Em meio às repercussões, Joshua Rodarmel, em entrevista ao programa de TV “60 Minutes”, tentando salvar a já quase nula credibilidade de seu invento, fez uma curiosa comparação do poder da pulseira com uma banana. Segundo o cofundador da Power Balance, se colocassem uma banana na cabeça de alguém e fizessem essa pessoa acreditar que isso lhe daria equilíbrio, ela poderia ter um desempenho melhor, similar ao que as pulseiras prometiam. Essa comparação se tornou icônica e foi alvo de críticas, devido ao tom trivial em um tema que causou desilusão em muitos consumidores.
Como resultado dos problemas legais, a empresa começou a perder popularidade e, finalmente, se reestruturou. Embora ainda exista, a Power Balance já não tem o mesmo impacto no mercado que teve em seu auge.

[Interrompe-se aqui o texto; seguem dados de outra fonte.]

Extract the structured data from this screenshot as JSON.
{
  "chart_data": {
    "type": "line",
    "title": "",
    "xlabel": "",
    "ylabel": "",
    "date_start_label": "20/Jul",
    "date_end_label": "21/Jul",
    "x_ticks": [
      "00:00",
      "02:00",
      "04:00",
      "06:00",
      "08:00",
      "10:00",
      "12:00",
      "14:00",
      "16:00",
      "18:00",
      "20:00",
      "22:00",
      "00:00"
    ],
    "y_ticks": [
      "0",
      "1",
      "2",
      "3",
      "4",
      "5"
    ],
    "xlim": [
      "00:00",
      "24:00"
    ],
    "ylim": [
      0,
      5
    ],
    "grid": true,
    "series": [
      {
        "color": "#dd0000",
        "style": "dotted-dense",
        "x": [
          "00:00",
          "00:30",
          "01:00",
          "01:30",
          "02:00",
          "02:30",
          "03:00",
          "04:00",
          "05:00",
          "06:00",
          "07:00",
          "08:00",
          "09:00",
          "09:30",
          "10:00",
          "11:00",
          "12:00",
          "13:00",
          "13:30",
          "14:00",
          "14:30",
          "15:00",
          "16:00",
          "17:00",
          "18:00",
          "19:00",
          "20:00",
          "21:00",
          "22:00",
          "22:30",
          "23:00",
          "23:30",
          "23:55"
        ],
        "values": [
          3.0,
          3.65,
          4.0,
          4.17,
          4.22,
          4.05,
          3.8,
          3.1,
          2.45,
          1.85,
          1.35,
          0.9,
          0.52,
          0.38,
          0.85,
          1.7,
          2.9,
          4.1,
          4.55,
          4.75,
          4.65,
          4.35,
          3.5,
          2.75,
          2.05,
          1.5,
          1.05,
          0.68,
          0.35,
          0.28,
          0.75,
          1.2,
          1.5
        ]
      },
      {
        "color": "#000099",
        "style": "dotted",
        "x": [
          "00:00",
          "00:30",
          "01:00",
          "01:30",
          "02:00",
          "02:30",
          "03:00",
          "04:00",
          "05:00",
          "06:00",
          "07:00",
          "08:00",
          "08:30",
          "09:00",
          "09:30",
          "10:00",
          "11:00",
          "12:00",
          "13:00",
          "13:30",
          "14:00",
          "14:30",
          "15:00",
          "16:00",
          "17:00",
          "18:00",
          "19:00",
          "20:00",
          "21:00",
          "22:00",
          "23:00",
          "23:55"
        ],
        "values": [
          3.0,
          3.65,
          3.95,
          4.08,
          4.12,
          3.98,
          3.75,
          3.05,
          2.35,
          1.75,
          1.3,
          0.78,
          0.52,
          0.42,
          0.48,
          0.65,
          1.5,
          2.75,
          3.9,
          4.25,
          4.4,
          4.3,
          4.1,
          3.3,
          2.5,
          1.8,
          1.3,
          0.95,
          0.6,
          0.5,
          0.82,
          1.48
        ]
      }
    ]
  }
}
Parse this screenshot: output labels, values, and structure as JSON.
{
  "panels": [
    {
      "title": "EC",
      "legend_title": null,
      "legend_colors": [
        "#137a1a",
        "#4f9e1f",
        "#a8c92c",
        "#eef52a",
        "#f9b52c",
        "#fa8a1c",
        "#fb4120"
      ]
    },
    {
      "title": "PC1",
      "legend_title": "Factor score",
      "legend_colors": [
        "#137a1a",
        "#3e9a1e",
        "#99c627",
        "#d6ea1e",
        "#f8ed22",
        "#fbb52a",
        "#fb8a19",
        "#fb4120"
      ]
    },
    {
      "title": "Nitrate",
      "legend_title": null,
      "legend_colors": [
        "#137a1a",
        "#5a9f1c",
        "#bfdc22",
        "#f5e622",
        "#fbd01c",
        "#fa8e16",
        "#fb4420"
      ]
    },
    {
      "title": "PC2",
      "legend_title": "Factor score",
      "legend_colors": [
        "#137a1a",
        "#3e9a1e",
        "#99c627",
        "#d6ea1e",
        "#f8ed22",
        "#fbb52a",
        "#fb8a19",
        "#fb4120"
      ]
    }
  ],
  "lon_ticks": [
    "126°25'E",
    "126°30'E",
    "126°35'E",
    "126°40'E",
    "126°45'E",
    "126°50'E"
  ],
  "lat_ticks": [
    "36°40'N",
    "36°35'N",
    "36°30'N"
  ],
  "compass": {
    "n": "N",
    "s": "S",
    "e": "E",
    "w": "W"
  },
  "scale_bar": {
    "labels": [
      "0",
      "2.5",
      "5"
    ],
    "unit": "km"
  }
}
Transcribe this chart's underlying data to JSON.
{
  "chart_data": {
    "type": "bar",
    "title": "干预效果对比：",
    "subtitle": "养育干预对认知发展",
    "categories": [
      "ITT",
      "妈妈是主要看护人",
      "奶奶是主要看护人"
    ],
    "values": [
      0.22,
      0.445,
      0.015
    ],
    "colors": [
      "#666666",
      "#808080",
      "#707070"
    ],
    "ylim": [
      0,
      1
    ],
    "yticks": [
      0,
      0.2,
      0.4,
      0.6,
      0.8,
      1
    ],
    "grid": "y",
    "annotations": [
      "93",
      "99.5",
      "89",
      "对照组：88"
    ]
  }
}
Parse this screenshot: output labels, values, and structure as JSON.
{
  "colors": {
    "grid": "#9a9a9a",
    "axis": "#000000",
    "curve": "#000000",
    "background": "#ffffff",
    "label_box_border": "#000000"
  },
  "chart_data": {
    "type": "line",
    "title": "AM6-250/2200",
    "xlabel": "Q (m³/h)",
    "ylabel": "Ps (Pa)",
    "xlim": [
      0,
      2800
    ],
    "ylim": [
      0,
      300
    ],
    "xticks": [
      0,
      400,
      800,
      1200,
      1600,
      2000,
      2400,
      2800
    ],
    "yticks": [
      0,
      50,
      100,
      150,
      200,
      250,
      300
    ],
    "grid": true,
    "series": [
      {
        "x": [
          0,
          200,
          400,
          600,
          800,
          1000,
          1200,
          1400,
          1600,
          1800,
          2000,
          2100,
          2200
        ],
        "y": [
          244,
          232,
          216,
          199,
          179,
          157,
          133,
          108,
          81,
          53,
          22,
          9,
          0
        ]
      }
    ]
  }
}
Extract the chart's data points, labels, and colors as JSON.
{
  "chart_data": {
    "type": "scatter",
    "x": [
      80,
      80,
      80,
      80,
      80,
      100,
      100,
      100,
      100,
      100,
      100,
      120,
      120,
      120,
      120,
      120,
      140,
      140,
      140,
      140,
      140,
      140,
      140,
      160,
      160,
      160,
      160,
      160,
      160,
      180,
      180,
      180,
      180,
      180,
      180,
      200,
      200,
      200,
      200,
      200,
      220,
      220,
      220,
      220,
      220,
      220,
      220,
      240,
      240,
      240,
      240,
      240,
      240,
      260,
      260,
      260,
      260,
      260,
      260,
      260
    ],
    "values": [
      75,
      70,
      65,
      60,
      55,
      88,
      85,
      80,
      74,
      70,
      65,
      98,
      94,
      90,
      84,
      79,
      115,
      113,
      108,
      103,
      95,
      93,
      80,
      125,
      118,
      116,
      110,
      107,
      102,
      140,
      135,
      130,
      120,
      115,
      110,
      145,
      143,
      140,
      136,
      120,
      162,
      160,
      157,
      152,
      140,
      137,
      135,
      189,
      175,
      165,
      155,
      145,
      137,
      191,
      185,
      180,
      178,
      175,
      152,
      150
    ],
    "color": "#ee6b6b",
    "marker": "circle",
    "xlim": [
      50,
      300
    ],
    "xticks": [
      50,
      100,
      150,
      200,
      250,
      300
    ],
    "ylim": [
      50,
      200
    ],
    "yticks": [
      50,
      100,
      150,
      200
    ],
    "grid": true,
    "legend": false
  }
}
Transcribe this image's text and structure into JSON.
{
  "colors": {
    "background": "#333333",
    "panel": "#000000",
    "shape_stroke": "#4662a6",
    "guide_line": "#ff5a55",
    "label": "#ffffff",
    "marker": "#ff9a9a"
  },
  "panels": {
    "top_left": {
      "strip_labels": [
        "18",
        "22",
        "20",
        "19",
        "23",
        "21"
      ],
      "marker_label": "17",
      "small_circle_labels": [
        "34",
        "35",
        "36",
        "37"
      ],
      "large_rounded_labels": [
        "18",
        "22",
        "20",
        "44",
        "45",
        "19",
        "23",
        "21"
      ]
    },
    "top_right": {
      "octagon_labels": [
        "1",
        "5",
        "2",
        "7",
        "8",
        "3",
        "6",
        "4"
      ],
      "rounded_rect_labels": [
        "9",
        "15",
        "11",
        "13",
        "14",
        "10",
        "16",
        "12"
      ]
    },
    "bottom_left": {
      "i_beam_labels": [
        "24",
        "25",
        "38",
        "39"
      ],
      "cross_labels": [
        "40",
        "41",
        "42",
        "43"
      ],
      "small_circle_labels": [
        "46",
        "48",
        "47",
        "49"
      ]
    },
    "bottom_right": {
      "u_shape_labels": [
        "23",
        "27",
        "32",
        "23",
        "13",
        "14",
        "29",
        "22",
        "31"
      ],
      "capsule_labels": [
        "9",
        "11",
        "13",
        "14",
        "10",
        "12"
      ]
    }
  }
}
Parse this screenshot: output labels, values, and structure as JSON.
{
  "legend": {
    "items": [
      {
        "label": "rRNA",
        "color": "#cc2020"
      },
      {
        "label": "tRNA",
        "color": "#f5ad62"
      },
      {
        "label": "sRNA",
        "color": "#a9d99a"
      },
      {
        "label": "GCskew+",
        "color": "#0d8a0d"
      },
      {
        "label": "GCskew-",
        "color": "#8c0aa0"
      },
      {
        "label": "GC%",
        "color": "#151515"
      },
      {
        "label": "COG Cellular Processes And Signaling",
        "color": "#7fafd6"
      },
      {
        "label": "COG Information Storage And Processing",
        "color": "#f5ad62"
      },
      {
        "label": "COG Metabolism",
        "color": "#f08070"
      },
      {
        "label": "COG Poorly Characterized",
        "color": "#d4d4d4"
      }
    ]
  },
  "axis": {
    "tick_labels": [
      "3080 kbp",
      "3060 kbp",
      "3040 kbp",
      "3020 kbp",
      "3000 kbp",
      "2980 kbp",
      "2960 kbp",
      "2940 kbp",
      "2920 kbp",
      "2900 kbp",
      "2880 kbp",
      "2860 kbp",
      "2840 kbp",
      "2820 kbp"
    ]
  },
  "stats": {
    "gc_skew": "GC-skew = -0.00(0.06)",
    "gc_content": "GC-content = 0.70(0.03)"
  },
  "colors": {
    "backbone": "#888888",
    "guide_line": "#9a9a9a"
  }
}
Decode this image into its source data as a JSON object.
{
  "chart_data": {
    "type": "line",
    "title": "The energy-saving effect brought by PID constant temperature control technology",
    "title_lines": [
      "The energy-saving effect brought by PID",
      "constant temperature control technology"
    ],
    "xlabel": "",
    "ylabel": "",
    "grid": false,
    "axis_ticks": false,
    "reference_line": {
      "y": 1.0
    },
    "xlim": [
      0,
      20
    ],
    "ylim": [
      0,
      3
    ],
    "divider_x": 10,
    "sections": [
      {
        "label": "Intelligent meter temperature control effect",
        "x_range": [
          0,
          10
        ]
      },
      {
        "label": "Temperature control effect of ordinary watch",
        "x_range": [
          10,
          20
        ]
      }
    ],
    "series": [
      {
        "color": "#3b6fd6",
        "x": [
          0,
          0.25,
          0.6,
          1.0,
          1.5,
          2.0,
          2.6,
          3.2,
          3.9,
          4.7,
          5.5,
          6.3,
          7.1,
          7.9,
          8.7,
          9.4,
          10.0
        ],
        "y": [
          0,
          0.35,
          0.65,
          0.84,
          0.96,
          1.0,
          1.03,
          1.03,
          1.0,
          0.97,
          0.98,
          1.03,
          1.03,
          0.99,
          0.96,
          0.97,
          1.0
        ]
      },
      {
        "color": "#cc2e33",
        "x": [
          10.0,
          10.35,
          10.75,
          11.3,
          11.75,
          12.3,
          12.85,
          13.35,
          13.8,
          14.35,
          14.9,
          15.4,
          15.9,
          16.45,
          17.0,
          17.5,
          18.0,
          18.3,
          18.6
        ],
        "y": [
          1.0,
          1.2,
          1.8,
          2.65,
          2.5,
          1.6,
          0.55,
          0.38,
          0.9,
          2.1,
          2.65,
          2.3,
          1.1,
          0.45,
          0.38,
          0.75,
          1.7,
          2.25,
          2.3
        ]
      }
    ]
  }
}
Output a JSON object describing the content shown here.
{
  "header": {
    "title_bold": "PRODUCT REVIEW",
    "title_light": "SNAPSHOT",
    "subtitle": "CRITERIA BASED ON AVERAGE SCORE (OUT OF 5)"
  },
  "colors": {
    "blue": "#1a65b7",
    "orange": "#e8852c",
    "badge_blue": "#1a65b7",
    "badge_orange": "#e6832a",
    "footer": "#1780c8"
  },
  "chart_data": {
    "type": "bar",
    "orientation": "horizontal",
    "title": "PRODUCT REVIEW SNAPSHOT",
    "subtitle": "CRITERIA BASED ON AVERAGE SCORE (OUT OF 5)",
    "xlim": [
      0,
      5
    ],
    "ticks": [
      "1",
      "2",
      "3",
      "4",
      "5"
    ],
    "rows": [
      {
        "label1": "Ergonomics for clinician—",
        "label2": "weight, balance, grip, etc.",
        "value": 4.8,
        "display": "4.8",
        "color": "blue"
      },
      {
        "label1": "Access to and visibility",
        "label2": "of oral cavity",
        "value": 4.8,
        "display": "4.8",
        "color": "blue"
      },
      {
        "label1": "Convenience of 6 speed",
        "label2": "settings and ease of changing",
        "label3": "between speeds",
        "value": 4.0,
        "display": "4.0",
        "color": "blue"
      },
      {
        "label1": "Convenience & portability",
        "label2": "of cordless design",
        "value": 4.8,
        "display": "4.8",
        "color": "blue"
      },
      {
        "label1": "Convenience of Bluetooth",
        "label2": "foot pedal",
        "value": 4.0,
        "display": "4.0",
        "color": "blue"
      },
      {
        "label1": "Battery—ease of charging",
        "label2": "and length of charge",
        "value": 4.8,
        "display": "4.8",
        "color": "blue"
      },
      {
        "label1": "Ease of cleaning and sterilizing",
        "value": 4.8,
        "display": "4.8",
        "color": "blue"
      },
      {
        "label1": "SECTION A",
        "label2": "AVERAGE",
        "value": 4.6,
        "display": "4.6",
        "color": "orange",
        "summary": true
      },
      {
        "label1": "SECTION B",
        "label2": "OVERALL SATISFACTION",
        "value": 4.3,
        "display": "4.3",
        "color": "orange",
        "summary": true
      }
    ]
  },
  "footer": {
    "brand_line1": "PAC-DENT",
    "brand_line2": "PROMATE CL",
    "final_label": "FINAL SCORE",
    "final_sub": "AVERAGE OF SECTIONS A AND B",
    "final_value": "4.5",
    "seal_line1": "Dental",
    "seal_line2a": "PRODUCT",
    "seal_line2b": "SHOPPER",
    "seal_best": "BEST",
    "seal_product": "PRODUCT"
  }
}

Para quem ainda duvidava, um estudo da Universidade Politécnica de Madri, liderado pelo doutor Jesús Javier Rojo, desmentiu definitivamente a crença nos benefícios das pulseiras Power Balance. Na pesquisa, 79 voluntários realizaram testes de equilíbrio com e sem as pulseiras, e os resultados mostraram que elas não melhoravam o equilíbrio nem geravam qualquer mudança física ou mental. Além disso, descartou-se o efeito placebo, já que não houve diferenças significativas no desempenho dos participantes. Em resumo, as pulseiras não cumpriram as promessas da marca.
Irmãos Rodarmel deixaram a empresa
Depois que a farsa foi exposta, os irmãos Rodarmel decidiram abandonar o barco. Troy foi o primeiro a sair, deixando a Power Balance em dezembro de 2011. De acordo com seu perfil no LinkedIn, ele atualmente é diretor-executivo (CEO) de uma empresa chamada United Fifty, LLC, que também fundou. Já Joshua deixou a empresa em fevereiro de 2012 e, segundo sua conta no LinkedIn, hoje é cofundador de várias empresas que se dedicam a ajudar ou adquirir negócios focados na venda direta ao consumidor.
Em resumo, a famosa pulseira não possuía nenhum poder especial. No entanto, sua história traz uma valiosa lição: a tentação de encontrar soluções rápidas e milagrosas sempre é um terreno fértil para fraudes.